All of the others, I wish I could walk up to every one of those people and apologize, for doing the same thing over and over. I wish I had been able to explain why I am the way I am, but instead I backed off and waited for you to get tired of the relationship and cut it off so I wouldn’t have to.
To this day, I still can hardly stand relationships, kissing, cuddling, and all that mushy crap. I don’t even like holding hands, and that definatley says something about a person. I can hardly take a hug from anyone other than family and good friends. Yet, it seems when they find somebody else and become happy again, I feel like shit. I want to cry. I hurt and I don’t understand why, because isn’t that what I wanted? To be free from the relationship? It was, but I still cared about them. I cared enough to want them to be mine, but because of my distrust and fear, I didn’t want to be in the relationship. I understand how confusing that might sound to some people. Only one of the people I’ve ever dated knows about my PTSD and the abuse I suffered as a child. We’re not dating anymore, because of me, but I still care about and trust him, but I’m not sorry we stopped dating; since he thought “if I had sex with him it would cure me and I would be all better.” Nope. Sorry. No way. I don’t like dating men anymore. All they seem interested in is having sex with their girlfriends and getting pregnant and blah blah blah. I’m not like that, and to have to tell everybody that wants to date me, “Sex ain’t gonna’ happen, just so you know.” just seems arrogant, but no guy would probably ever want to date me then. Then again, who would want to be with somebody who they couldn’t even touch? It’s still almost impossible for me to type “sexual abuse”, let alone tell anybody, but I think they should get to know why I hate being physical and romantic so much.

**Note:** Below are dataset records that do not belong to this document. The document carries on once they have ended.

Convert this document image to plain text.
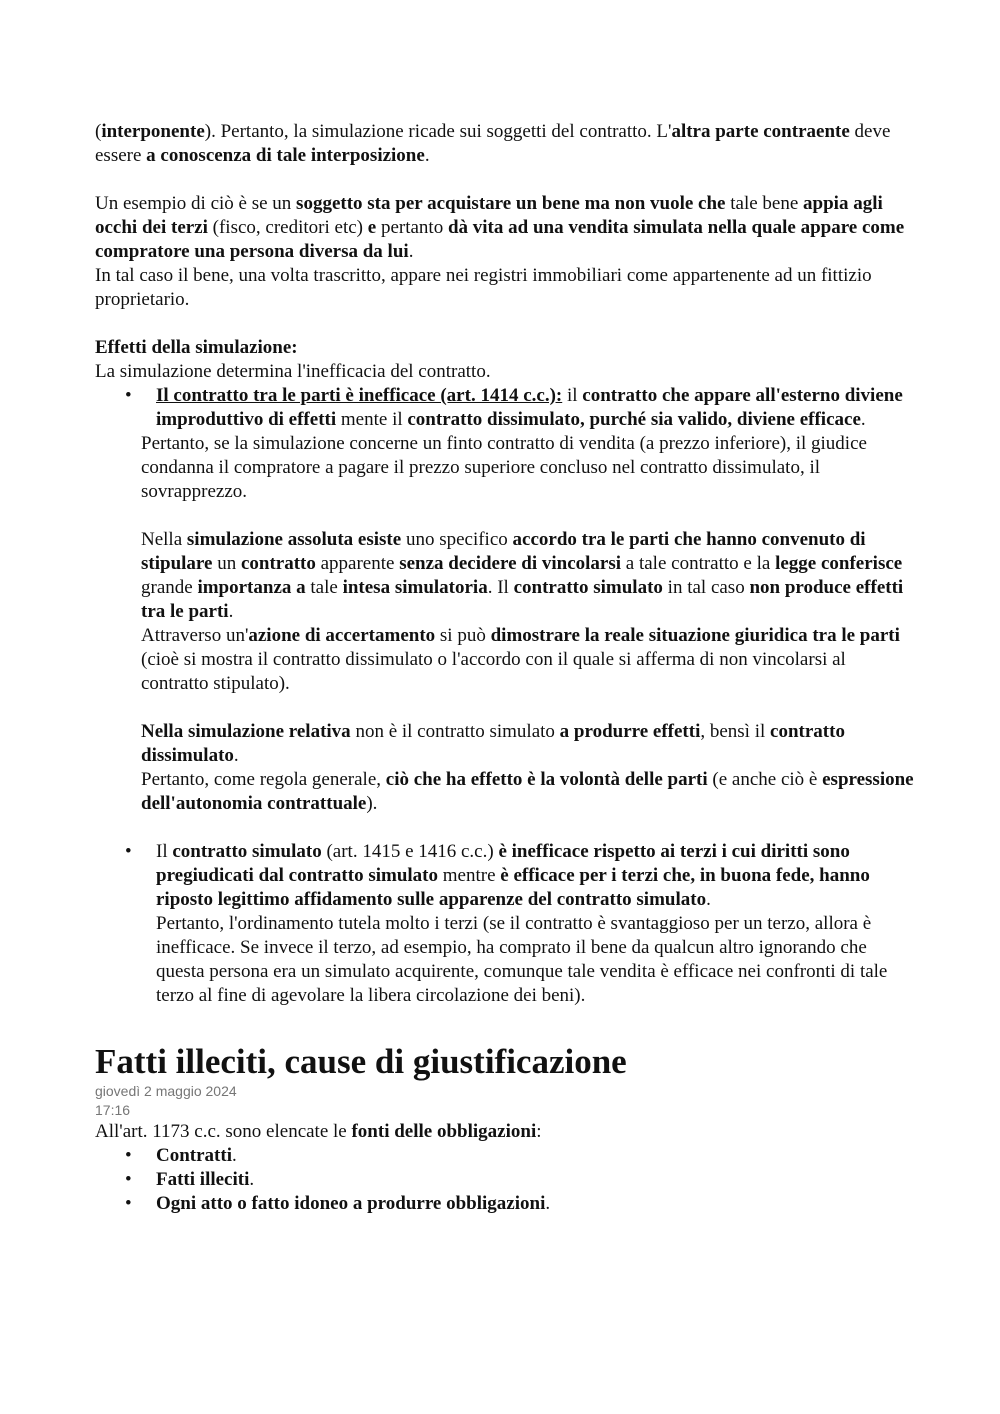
(interponente). Pertanto, la simulazione ricade sui soggetti del contratto. L'altra parte contraente deve essere a conoscenza di tale interposizione.

Un esempio di ciò è se un soggetto sta per acquistare un bene ma non vuole che tale bene appia agli occhi dei terzi (fisco, creditori etc) e pertanto dà vita ad una vendita simulata nella quale appare come compratore una persona diversa da lui.

In tal caso il bene, una volta trascritto, appare nei registri immobiliari come appartenente ad un fittizio proprietario.

Effetti della simulazione:

La simulazione determina l'inefficacia del contratto.

• Il contratto tra le parti è inefficace (art. 1414 c.c.): il contratto che appare all'esterno diviene improduttivo di effetti mente il contratto dissimulato, purché sia valido, diviene efficace.

Pertanto, se la simulazione concerne un finto contratto di vendita (a prezzo inferiore), il giudice condanna il compratore a pagare il prezzo superiore concluso nel contratto dissimulato, il sovrapprezzo.

Nella simulazione assoluta esiste uno specifico accordo tra le parti che hanno convenuto di stipulare un contratto apparente senza decidere di vincolarsi a tale contratto e la legge conferisce grande importanza a tale intesa simulatoria. Il contratto simulato in tal caso non produce effetti tra le parti.

Attraverso un'azione di accertamento si può dimostrare la reale situazione giuridica tra le parti (cioè si mostra il contratto dissimulato o l'accordo con il quale si afferma di non vincolarsi al contratto stipulato).

Nella simulazione relativa non è il contratto simulato a produrre effetti, bensì il contratto dissimulato.

Pertanto, come regola generale, ciò che ha effetto è la volontà delle parti (e anche ciò è espressione dell'autonomia contrattuale).

• Il contratto simulato (art. 1415 e 1416 c.c.) è inefficace rispetto ai terzi i cui diritti sono pregiudicati dal contratto simulato mentre è efficace per i terzi che, in buona fede, hanno riposto legittimo affidamento sulle apparenze del contratto simulato.
Pertanto, l'ordinamento tutela molto i terzi (se il contratto è svantaggioso per un terzo, allora è inefficace. Se invece il terzo, ad esempio, ha comprato il bene da qualcun altro ignorando che questa persona era un simulato acquirente, comunque tale vendita è efficace nei confronti di tale terzo al fine di agevolare la libera circolazione dei beni).
Fatti illeciti, cause di giustificazione
giovedì 2 maggio 2024
17:16

All'art. 1173 c.c. sono elencate le fonti delle obbligazioni:

• Contratti.
• Fatti illeciti.
• Ogni atto o fatto idoneo a produrre obbligazioni.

So, this is me, telling everybody I’ve ever hurt: I’m sorry. I’m sorry I always ranted and complained. I’m sorry if I ignored you or acted like I didn’t care. I’m sorry if I dated you and ignored or pretended you didn’t exist. I’m sorry if I bored or irritated you. I am sorry.
I guess it’s time to take back all the bad things I said about my step-mom.
Well, after having to pawn some shit to get some money to pay bills, she went and bought some stuff and spent some of that money. Later that day when dad comes home and finds out, he throws the biggest bitch fit and decides to scare everybody in the house with his ranting and raving and just childish shit.
I’ve learned to block it out, and I wanted to say something, but I still get weak legs when he screams the way he does. I hated him yelling at her the way he did, but there wasn’t much I could do about it, even she said that probably would have been bad.
So she suggested me and Sam go to my moms for the night, and I called and had my uncle come and get me, and of course that didn’t sit well with him. Instead he got all pissed again and made it sound like it was some sort of “privilege” to have him yelling instead of just wailing on us when he got pissed.
Wow dad, nice way to make yourself look like an ass.
Whatever, he’ll get over it eventually.
That’s my week for everybody, hope you can deal with my posting and ranting instead of art or pictures. I’ve been kinda’ busy.